5. Cak Imin: Kasus Ini Cambukan bagi Pemerintah
Menteri Koordinator (Menko) Bidang Pemberdayaan Masyarakat, Muhaimin Iskandar atau Cak Imin menilai insiden yang menimpa siswa tersebut harus menjadi cambuk bagi pemerintah.
"Ya ini harus menjadi cambuk ya, kewaspadaan kita, kehati-hatian kita, semua membuka diri untuk mudah dimintain tolong oleh siapapun. Pemerintah juga waspada, masyarakat satu dengan lain harus gotong royong," kata Cak Imin kepada wartawan di kawasan Jakarta Pusat, Selasa, 3 Februari 2026.
6. Wali Kelas: Korban Pintar dan Ceria di Sekolah
Wali kelas, Bonivasius Snae mengungkap YRB adalah anak yang cukup pintar dan ceria di sekolah.

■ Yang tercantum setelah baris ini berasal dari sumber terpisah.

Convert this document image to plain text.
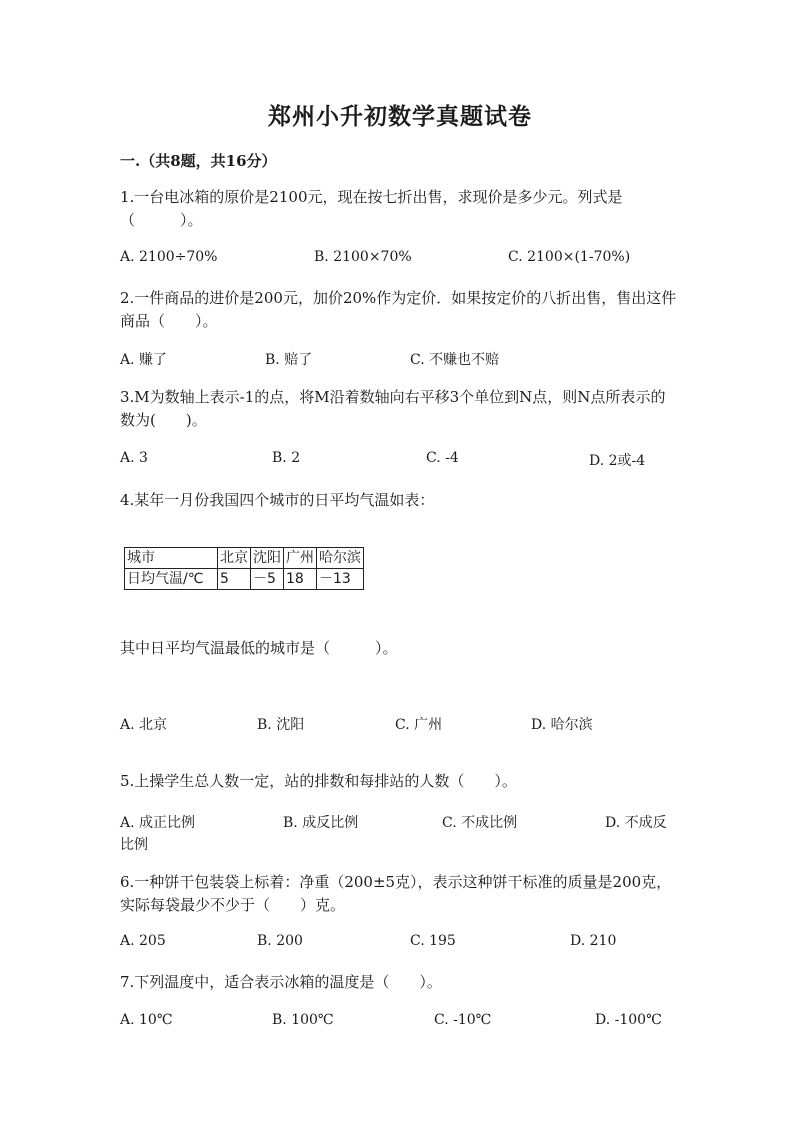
郑州小升初数学真题试卷
一.（共8题，共16分）
1.一台电冰箱的原价是2100元，现在按七折出售，求现价是多少元。列式是（　　　）。
A. 2100÷70%	B. 2100×70%	C. 2100×(1-70%)
2.一件商品的进价是200元，加价20%作为定价．如果按定价的八折出售，售出这件商品（　　）。
A. 赚了	B. 赔了	C. 不赚也不赔
3.M为数轴上表示-1的点，将M沿着数轴向右平移3个单位到N点，则N点所表示的数为(　　)。
A. 3	B. 2	C. -4	D. 2或-4
4.某年一月份我国四个城市的日平均气温如表：
城市	北京	沈阳	广州	哈尔滨
日均气温/℃	5	－5	18	－13
其中日平均气温最低的城市是（　　　）。
A. 北京	B. 沈阳	C. 广州	D. 哈尔滨
5.上操学生总人数一定，站的排数和每排站的人数（　　）。
A. 成正比例	B. 成反比例	C. 不成比例	D. 不成反比例
6.一种饼干包装袋上标着：净重（200±5克），表示这种饼干标准的质量是200克，实际每袋最少不少于（　　）克。
A. 205	B. 200	C. 195	D. 210
7.下列温度中，适合表示冰箱的温度是（　　）。
A. 10℃	B. 100℃	C. -10℃	D. -100℃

Dia juga mengaku kaget dengan insiden yang menimpa siswanya itu.
”Saya mau sampaikan siswa saya ada 8 orang, yang terdiri dari laki-laki 5 dan perempuan 3. Untuk korban kalau kesehaarian di sekolah anak ini selalu ceria. Kalau di kelas juga termasuk anak yang pintar, jujur dan selalu bermain bersama teman,” kata Bonivasius dikutip dari tayangan YouTube tvOne.

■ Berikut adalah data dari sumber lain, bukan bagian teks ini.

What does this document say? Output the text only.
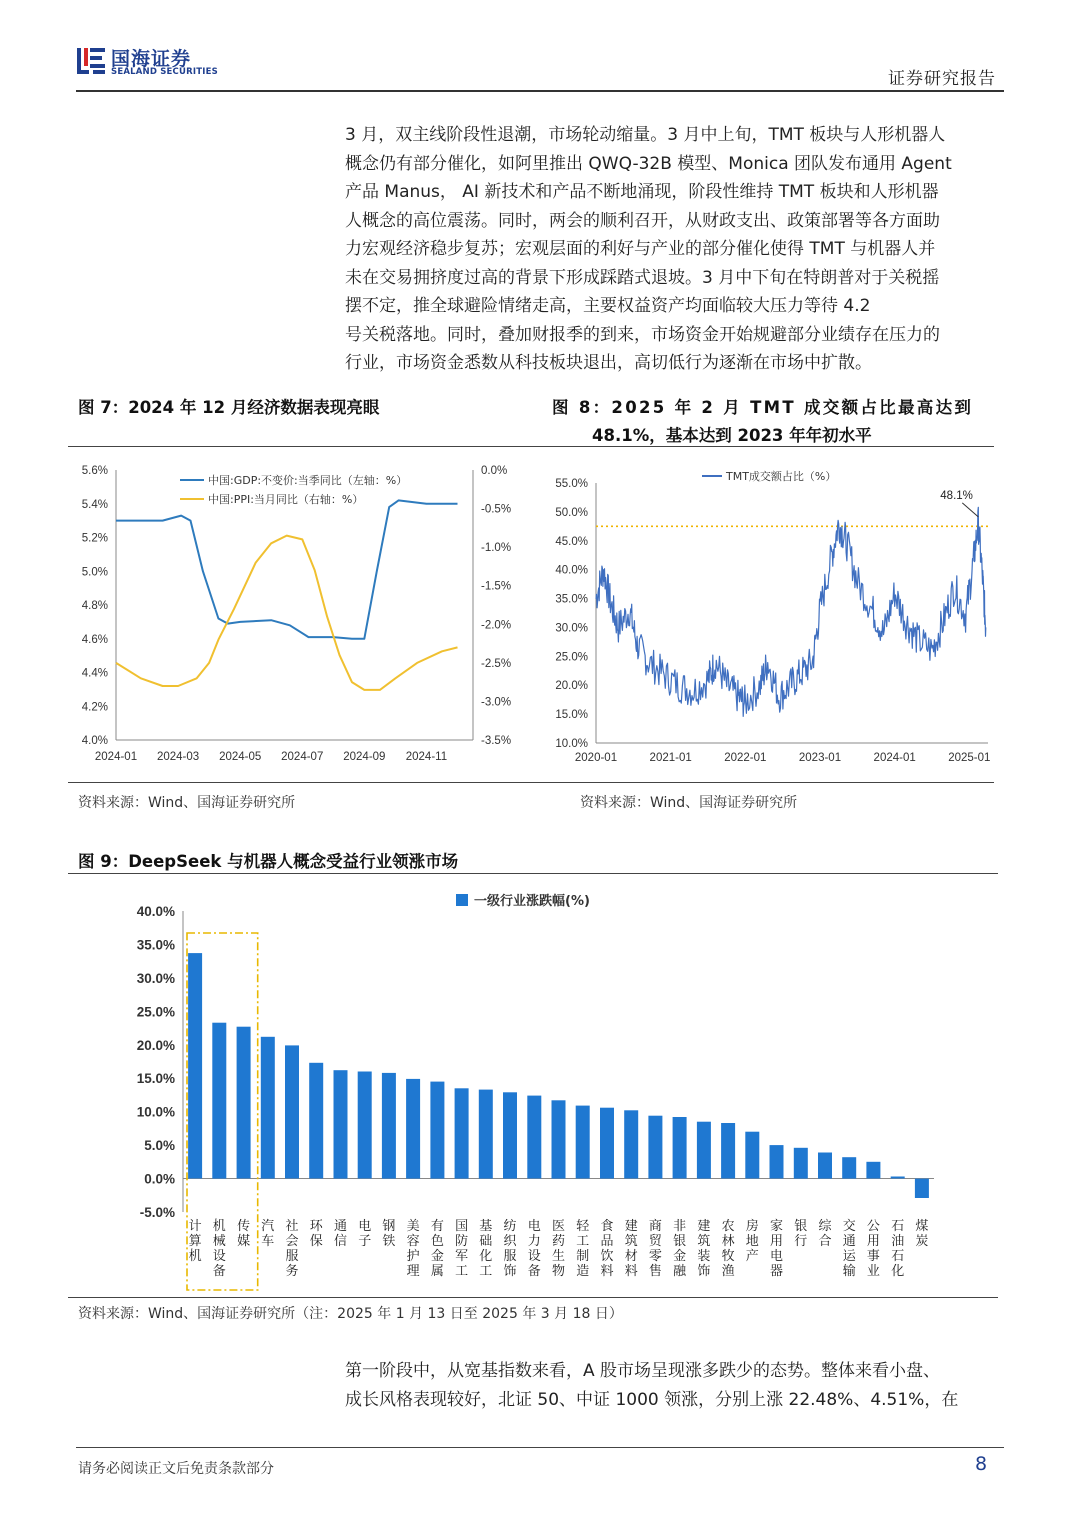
国海证券
SEALAND SECURITIES	证券研究报告
3 月，双主线阶段性退潮，市场轮动缩量。3 月中上旬，TMT 板块与人形机器人
概念仍有部分催化，如阿里推出 QWQ-32B 模型、Monica 团队发布通用 Agent
产品 Manus， AI 新技术和产品不断地涌现，阶段性维持 TMT 板块和人形机器
人概念的高位震荡。同时，两会的顺利召开，从财政支出、政策部署等各方面助
力宏观经济稳步复苏；宏观层面的利好与产业的部分催化使得 TMT 与机器人并
未在交易拥挤度过高的背景下形成踩踏式退坡。3 月中下旬在特朗普对于关税摇
摆不定，推全球避险情绪走高，主要权益资产均面临较大压力等待 4.2
号关税落地。同时，叠加财报季的到来，市场资金开始规避部分业绩存在压力的
行业，市场资金悉数从科技板块退出，高切低行为逐渐在市场中扩散。
图 7：2024 年 12 月经济数据表现亮眼	图 8：2025 年 2 月 TMT 成交额占比最高达到
48.1%，基本达到 2023 年年初水平
4.0%
4.2%
4.4%
4.6%
4.8%
5.0%
5.2%
5.4%
5.6%
-3.5%
-3.0%
-2.5%
-2.0%
-1.5%
-1.0%
-0.5%
0.0%
2024-01 2024-03 2024-05 2024-07 2024-09 2024-11
中国:GDP:不变价:当季同比（左轴：%）
中国:PPI:当月同比（右轴：%）
10.0%
15.0%
20.0%
25.0%
30.0%
35.0%
40.0%
45.0%
50.0%
55.0%
2020-01	2021-01	2022-01	2023-01	2024-01	2025-01
48.1%
TMT成交额占比（%）
资料来源：Wind、国海证券研究所	资料来源：Wind、国海证券研究所
图 9：DeepSeek 与机器人概念受益行业领涨市场
-5.0%
0.0%
5.0%
10.0%
15.0%
20.0%
25.0%
30.0%
35.0%
40.0%
计
算
机
机
械
设
备
传
媒
汽
车
社
会
服
务
环
保
通
信
电
子
钢
铁
美
容
护
理
有
色
金
属
国
防
军
工
基
础
化
工
纺
织
服
饰
电
力
设
备
医
药
生
物
轻
工
制
造
食
品
饮
料
建
筑
材
料
商
贸
零
售
非
银
金
融
建
筑
装
饰
农
林
牧
渔
房
地
产
家
用
电
器
银
行
综
合
交
通
运
输
公
用
事
业
石
油
石
化
煤
炭
一级行业涨跌幅(%)
资料来源：Wind、国海证券研究所（注：2025 年 1 月 13 日至 2025 年 3 月 18 日）
第一阶段中，从宽基指数来看，A 股市场呈现涨多跌少的态势。整体来看小盘、
成长风格表现较好，北证 50、中证 1000 领涨，分别上涨 22.48%、4.51%，在
请务必阅读正文后免责条款部分	8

“Kalau tentang masalah terjadi di rumah itu tidak pernah bercerita. Anak ini selalu ceria di dalam kelas,” sambung sang guru.
Berita ini memuat isu sensitif terkait bunuh diri. Jika Anda atau orang di sekitar Anda mengalami tekanan emosional, pikiran untuk menyakiti diri sendiri, atau gangguan kesehatan mental, segera cari bantuan profesional seperti psikolog, psikiater, atau fasilitas layanan kesehatan terdekat. Anda tidak sendirian, dan dukungan yang tepat dapat membantu melewati masa sulit.